The first secreting structures may be designated primordial G, L, S or P crypts. Later they are stimulated hormonally to develop into mature G, L, S and P crypts (Figure 13b). A transient stimulus, which depends on the production of placental oestrogen, takes place in the last month before birth. After birth, this stimulus ceases and the crypts atrophy, "the genital crisis of the newborn" (Courrier 1945). New proliferation commences before and during puberty. At first, L, S and P crypts are stimulated; after several years G crypts are stimulated by progesterone, when ovulatory cycles commence.

The mechanisms whereby F cells are transformed into G, L, S or P cells are still unknown.

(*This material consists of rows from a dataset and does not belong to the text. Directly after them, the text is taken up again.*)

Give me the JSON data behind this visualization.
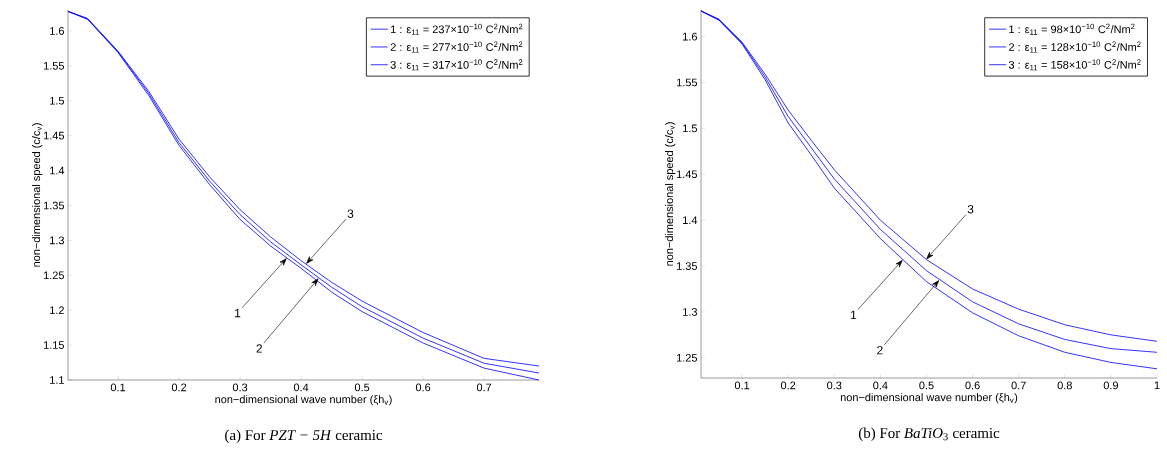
{
  "chart_data": [
    {
      "type": "line",
      "title": "(a) For *PZT − 5H* ceramic",
      "xlabel": "non−dimensional wave number (ξh$_{v}$)",
      "ylabel": "non−dimensional speed (c/c$_{v}$)",
      "legend": "top right",
      "line_style": "solid",
      "xlim": [
        0.018,
        0.79
      ],
      "ylim": [
        1.1,
        1.63
      ],
      "xticks": [
        0.1,
        0.2,
        0.3,
        0.4,
        0.5,
        0.6,
        0.7
      ],
      "yticks": [
        1.1,
        1.15,
        1.2,
        1.25,
        1.3,
        1.35,
        1.4,
        1.45,
        1.5,
        1.55,
        1.6
      ],
      "x": [
        0.018,
        0.05,
        0.1,
        0.15,
        0.2,
        0.25,
        0.3,
        0.35,
        0.4,
        0.45,
        0.5,
        0.6,
        0.7,
        0.79
      ],
      "series": [
        {
          "name": "1 : ε$_{11}$ = 237×10$^{−10}$ C$^{2}$/Nm$^{2}$",
          "color": "#0000ff",
          "values": [
            1.628,
            1.617,
            1.569,
            1.508,
            1.436,
            1.38,
            1.33,
            1.292,
            1.26,
            1.226,
            1.198,
            1.153,
            1.117,
            1.1
          ]
        },
        {
          "name": "2 : ε$_{11}$ = 277×10$^{−10}$ C$^{2}$/Nm$^{2}$",
          "color": "#0000ff",
          "values": [
            1.628,
            1.617,
            1.57,
            1.511,
            1.44,
            1.385,
            1.337,
            1.298,
            1.265,
            1.233,
            1.205,
            1.16,
            1.124,
            1.11
          ]
        },
        {
          "name": "3 : ε$_{11}$ = 317×10$^{−10}$ C$^{2}$/Nm$^{2}$",
          "color": "#0000ff",
          "values": [
            1.628,
            1.618,
            1.571,
            1.514,
            1.445,
            1.391,
            1.344,
            1.305,
            1.271,
            1.24,
            1.213,
            1.168,
            1.131,
            1.12
          ]
        }
      ],
      "annotations": [
        {
          "text": "1",
          "x": 0.377,
          "y": 1.275
        },
        {
          "text": "2",
          "x": 0.429,
          "y": 1.246
        },
        {
          "text": "3",
          "x": 0.408,
          "y": 1.266
        }
      ]
    },
    {
      "type": "line",
      "title": "(b) For *BaTiO*$_{3}$ ceramic",
      "xlabel": "non−dimensional wave number (ξh$_{v}$)",
      "ylabel": "non−dimensional speed (c/c$_{v}$)",
      "legend": "top right",
      "line_style": "solid",
      "xlim": [
        0.011,
        1.0
      ],
      "ylim": [
        1.228,
        1.629
      ],
      "xticks": [
        0.1,
        0.2,
        0.3,
        0.4,
        0.5,
        0.6,
        0.7,
        0.8,
        0.9,
        1
      ],
      "yticks": [
        1.25,
        1.3,
        1.35,
        1.4,
        1.45,
        1.5,
        1.55,
        1.6
      ],
      "x": [
        0.011,
        0.05,
        0.1,
        0.15,
        0.2,
        0.25,
        0.3,
        0.4,
        0.5,
        0.6,
        0.7,
        0.8,
        0.9,
        1.0
      ],
      "series": [
        {
          "name": "1 : ε$_{11}$ = 98×10$^{−10}$ C$^{2}$/Nm$^{2}$",
          "color": "#0000ff",
          "values": [
            1.628,
            1.618,
            1.592,
            1.553,
            1.506,
            1.471,
            1.435,
            1.38,
            1.333,
            1.299,
            1.274,
            1.256,
            1.245,
            1.238
          ]
        },
        {
          "name": "2 : ε$_{11}$ = 128×10$^{−10}$ C$^{2}$/Nm$^{2}$",
          "color": "#0000ff",
          "values": [
            1.628,
            1.618,
            1.593,
            1.556,
            1.513,
            1.479,
            1.445,
            1.39,
            1.345,
            1.311,
            1.287,
            1.27,
            1.26,
            1.256
          ]
        },
        {
          "name": "3 : ε$_{11}$ = 158×10$^{−10}$ C$^{2}$/Nm$^{2}$",
          "color": "#0000ff",
          "values": [
            1.628,
            1.619,
            1.594,
            1.559,
            1.52,
            1.487,
            1.455,
            1.4,
            1.357,
            1.325,
            1.303,
            1.286,
            1.275,
            1.268
          ]
        }
      ],
      "annotations": [
        {
          "text": "1",
          "x": 0.449,
          "y": 1.357
        },
        {
          "text": "2",
          "x": 0.528,
          "y": 1.335
        },
        {
          "text": "3",
          "x": 0.499,
          "y": 1.357
        }
      ]
    }
  ]
}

Probably an understanding will be reached by molecular biology studies by the introduction of transparent fetal cells into the groups of F-cell culture in vitro.

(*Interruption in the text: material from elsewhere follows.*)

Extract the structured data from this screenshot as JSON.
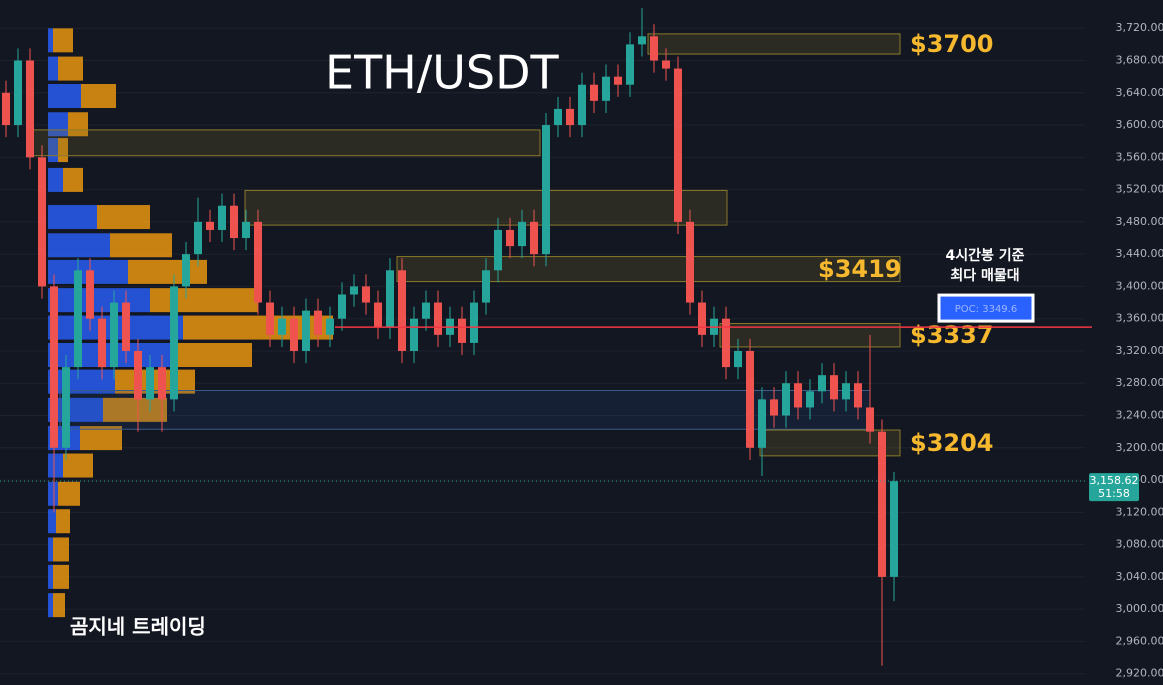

During infancy, the mucous membrane of the cervix is flat or folded or sometimes lumpy, but few crypts are present. It produces only minimum quantities of mucus. The cells are probably more frequently F cells. Similarly, after menopause, differentiated cells are unusual and F cells are more frequent, the differentiated G, L, S and P cells have exfoliated or degenerated.

F mucus is probably made up of a large excess of membranous glycoproteins of F cells which are exfoliated and visible in the mucus. Leucocytes and lymphocytes are rare. Crystals of F secretion are few and indistinct or they are not present at all, and usually the nuclei of F cells are only visible on slides after the F mucus has dried out. Often minimum quantities of F mucus are mixed with G, L, S or P secretions and L, S, and P crystals are altered and form irregular patterns. In women of reproductive age F mucus amounts to 1-4% of the total cervical mucus (Figure 14b).

It was propounded already by Jost (1947) that there could be a factor, later denominated the Müllerian inhibition substance (MIS), or Jost factor, which aids in the regression of the Müllerian duct in the male fetus. Later studies (Takahashi et al. 1986; Vigier et al. 1989) have shown that MIS is also present in the female, and may inhibit oocyte meiosis at puberty and reduce ovarian aromatase activity, a biochemical step in the biosynthesis of oestrogens. In male fetuses and young male infants MIS promotes the descent of the testes into the scrotum. Biochemically MIS appears to be a glycoprotein with a general "anti-Müllerian" and "pro-Wolffian" activity. Functionally it is classified as transforming growth factor beta (TGF-b ).

I have suggested that MIS might be involved in the development of the "missed mucus symptom", a rare but interesting disease which was first publicly presented at the 1990 Annual Meeting of the Natural Family Planning Council of Victoria in Melbourne, Australia. Women with this condition often seek help for infertility. Their charts reveal that they sometimes miss their mucus symptom, apparently due to a temporary closing of the external os. This in turn is due to contraction in the two sacro-uterine ligaments which contain muscle bundles stimulated to contractions by oestrogenic hormones. The tension at contraction is mediated to the region of the external os by fibrous strings, remnants of the Wolffian ducts, one on each side of the cervix. These women may have other signs of "anti-Müllerian" activity such as a small amount of cervical mucosa and impaired ovarian function.